2015 was a season of sorting and purging, literally as we unpacked boxes and decided what to keep and what had to go, as well as mentally, emotionally and spiritually. It included a shift to having all three girls in school, which gave me the opportunity to reflect on my own identity, work and worth as a stay at home parent, and to evaluate what ways God might be inviting me to invest my time and energy. It was a time to sift through accumulated habits, and evaluate what was working and what wasn’t anymore. And to ask myself, where to go from here?
Welcome here, New Year
Well… I’m not much into resolutions. But if I were, I know what would be hovering at the top of the list….
- Put an e.n.d. to counter space clutter.
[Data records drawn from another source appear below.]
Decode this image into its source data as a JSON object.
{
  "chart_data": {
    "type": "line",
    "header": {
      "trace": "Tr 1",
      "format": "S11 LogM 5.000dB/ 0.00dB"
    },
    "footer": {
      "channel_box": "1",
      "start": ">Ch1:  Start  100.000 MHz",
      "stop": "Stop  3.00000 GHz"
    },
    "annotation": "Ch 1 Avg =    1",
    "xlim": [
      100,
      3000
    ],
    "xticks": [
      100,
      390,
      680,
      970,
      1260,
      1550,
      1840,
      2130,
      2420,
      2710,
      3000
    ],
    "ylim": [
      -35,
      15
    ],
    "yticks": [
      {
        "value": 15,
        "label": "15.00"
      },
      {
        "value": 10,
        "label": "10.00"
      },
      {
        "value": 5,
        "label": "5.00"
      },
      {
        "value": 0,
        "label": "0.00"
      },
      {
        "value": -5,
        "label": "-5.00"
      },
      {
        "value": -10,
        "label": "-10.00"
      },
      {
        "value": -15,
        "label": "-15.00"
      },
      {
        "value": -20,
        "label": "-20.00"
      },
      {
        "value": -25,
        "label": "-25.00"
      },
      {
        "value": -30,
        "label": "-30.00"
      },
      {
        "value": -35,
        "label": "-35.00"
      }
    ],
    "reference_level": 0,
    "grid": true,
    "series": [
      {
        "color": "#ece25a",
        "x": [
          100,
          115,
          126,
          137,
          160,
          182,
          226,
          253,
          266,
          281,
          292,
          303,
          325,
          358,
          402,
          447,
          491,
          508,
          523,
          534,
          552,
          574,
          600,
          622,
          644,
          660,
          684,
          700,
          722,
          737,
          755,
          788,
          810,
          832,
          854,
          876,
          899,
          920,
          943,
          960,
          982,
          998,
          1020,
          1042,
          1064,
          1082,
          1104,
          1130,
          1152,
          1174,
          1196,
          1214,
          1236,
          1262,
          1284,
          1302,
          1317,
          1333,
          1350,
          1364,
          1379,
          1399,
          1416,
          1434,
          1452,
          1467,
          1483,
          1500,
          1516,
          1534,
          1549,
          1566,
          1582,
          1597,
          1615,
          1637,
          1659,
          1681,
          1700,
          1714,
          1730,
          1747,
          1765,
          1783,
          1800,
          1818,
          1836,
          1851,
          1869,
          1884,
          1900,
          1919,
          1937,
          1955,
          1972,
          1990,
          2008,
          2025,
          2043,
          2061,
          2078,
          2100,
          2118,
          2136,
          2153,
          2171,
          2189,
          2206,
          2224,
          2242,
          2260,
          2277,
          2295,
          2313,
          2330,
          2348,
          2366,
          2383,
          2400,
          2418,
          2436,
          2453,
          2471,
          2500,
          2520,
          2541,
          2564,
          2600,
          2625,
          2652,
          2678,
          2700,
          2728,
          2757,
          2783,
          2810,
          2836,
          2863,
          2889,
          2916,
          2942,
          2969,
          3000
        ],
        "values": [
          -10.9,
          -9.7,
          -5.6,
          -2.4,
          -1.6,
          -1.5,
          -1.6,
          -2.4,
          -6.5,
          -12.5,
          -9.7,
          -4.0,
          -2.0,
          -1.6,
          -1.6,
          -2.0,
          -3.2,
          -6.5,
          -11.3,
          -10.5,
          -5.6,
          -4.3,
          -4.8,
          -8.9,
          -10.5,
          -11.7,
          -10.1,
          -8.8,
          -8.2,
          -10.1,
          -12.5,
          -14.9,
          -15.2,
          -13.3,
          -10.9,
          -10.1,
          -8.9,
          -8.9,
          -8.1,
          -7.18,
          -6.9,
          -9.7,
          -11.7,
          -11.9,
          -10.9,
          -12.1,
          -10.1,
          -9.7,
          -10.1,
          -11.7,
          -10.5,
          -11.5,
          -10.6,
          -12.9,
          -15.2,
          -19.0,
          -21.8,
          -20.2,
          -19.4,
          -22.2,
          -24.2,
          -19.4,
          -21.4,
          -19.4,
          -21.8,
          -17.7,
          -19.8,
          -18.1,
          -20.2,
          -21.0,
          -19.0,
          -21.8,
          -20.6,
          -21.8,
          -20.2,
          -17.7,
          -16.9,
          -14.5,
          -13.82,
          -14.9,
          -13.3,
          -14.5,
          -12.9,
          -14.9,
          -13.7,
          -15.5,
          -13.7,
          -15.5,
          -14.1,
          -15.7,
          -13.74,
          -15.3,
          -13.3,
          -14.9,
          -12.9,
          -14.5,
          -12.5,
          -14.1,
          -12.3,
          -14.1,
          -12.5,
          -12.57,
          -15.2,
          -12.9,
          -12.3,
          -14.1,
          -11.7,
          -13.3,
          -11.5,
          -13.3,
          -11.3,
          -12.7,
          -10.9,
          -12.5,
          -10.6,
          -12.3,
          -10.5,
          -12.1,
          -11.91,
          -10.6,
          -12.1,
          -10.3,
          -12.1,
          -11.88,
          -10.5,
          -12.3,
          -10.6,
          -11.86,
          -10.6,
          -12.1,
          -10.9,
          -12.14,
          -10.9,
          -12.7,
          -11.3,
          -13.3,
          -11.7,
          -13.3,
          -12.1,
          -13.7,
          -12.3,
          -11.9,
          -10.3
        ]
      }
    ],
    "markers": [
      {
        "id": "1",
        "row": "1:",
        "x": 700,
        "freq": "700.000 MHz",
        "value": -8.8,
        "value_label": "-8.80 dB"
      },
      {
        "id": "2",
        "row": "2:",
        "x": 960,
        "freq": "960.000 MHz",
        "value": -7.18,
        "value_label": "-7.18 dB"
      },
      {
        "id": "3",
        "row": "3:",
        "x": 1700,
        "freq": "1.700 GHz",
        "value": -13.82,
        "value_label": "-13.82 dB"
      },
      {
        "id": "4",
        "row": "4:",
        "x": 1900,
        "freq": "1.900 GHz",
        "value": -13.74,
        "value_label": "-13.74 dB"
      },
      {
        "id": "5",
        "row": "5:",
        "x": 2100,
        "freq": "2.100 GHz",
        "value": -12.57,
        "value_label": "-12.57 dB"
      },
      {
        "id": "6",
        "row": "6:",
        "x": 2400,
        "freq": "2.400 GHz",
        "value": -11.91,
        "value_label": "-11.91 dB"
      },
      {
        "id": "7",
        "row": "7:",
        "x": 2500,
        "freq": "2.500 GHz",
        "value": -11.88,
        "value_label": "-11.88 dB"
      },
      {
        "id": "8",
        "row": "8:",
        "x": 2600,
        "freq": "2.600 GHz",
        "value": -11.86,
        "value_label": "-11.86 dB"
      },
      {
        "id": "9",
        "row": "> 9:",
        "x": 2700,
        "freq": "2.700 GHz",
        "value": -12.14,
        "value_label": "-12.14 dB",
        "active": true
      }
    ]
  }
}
Seriously, if the kitchen is the “heart of the home,” it is probably wise to have it as organized and tidy as possible. However, no matter how hard I try, there is always some remnants of every day life left strewn about.
- Kick guilt to the curb. I’ve always struggled with guilt. (It’s actually a standing family joke. Seriously.) Without warning, guilt can come crashing in – disappointing someone, not handling a situation as well as I feel I should have, spending money on things that don’t, in the long run, really matter all that much. And while guilt may be a powerful motivator, it is not necessarily a positive one.
- Embrace each moment for what it’s worth. A long, long while ago, someone once said to me, “Every so often, stop. Look all around you. Take a deep breath. You will never have this moment again.” Especially as the days seem to fly by, and it feels like someone has pressed the “fast-forward” button on life, and the girls are growing up so quickly, I feel like this habit is important. It’s hard for me, always thinking of the next thing that needs to be done, the next project to tackle, to calm that restlessness and just …. rest. And, in reality, there are many many many moments I am glad we don’t have to repeat. Some hard things that I hope we don’t have to go through again. In the midst of the good, and the hard, I can say, “This is it! This is l.i.f.e. And sometimes it is messy. And this moment will not come again. Embrace it.”
I’m not sure where the path of 2016 will lead, what adventures it will include, or the people I will get to share it with. But I know the One who walks it with us, and somehow, that is more than enough.